How To Stop Procrastination And Actually DO Something - MarlonPro
http://www.productivitybits.com/how-to-stop-the-mental-chatter-and-actually-do-something
======
AskGeeser
I find in order to stop procrastination you would first need to evaluate the
importance of the task required. We all know that we do not place merit on
tasks or interests that have no sufficient barring on our individual
attention. To most attention is a restricted resource which allows most to
only be able to devote awareness to task one at a time. We are able to
allocate attention to two or more task simultaneously as long as the input and
out paths are different. We don't return to something we recently experienced
or examine. So procrastination could be on terms of temporary avoidance or
chronic avoidance. An excellent strategy to start will is start your day doing
the things that bore you the most or the most difficult get it out of the way
(band aid style rip it off quickly).
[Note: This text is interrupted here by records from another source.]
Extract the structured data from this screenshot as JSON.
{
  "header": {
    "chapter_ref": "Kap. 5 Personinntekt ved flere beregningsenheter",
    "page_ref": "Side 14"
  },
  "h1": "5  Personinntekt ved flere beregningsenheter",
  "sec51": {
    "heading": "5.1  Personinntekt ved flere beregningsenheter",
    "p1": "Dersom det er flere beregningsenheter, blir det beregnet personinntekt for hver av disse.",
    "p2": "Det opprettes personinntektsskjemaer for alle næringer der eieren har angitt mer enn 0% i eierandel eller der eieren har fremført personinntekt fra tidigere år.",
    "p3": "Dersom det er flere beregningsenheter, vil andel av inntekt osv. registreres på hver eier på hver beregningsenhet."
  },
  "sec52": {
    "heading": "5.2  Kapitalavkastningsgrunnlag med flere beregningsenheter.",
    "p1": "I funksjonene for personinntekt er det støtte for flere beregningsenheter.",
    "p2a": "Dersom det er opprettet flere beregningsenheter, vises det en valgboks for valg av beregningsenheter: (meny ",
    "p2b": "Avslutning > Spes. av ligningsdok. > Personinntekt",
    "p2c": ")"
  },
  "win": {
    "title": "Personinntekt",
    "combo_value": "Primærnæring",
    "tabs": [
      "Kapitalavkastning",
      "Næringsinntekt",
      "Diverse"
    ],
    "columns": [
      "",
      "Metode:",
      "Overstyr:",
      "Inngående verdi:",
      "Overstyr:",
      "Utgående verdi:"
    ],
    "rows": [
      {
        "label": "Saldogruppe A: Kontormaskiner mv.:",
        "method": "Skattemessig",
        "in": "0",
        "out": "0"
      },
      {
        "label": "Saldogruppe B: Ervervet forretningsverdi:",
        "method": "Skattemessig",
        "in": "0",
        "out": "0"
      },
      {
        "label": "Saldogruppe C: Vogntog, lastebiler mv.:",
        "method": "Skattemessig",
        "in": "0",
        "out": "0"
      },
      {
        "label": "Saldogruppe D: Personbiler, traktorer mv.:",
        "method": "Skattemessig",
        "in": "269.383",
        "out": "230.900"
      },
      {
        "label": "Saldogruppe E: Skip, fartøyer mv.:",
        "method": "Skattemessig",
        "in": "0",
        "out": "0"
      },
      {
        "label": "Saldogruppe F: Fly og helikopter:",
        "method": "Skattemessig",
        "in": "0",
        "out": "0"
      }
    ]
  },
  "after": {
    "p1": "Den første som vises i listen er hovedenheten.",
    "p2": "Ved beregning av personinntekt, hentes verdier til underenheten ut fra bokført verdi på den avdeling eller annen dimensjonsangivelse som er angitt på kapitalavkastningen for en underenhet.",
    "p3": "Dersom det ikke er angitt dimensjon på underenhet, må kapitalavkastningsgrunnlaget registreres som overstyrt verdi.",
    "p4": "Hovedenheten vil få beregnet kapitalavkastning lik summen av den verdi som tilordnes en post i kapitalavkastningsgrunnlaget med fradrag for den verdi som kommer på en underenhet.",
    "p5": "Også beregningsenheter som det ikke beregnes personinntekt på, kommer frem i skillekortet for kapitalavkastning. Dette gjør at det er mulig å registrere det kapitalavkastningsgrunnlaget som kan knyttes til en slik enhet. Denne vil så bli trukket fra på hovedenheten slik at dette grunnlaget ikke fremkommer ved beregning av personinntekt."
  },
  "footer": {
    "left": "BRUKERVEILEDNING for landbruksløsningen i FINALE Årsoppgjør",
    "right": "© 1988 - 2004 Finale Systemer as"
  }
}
Next one most likely experiencing time
management issues so getting more organized with to-do lists or using your
cellphone's calendar to add your scheduling and giving ample time to complete
each task and even adding breaks if need or allowed. Set goals and then add
logical planning to see to the achievement of the goals it's also a sense of
pressure some work well under pressure. Sometimes procrastination is the
gateway defense mechanism recondition your thinking into removing the "I need
to" "I have to" to a more assertive goal "I will" or "I want" and follow
through. Lastly, don't leave room for deliberations. The more you think about
your mountain of tasks the likely you are to select the ones "most" convenient
or "easier" thereby putting the others off to another time that is already
spotted for the stealing of new tasks. If all else fails simply provide
yourself with a positive reinforcement such as treat yourself for a job well
done which is motivator in itself; should you not complete the task the
discipline will also motivate you to get the task done in order to get your
treat and the consequence for not doing so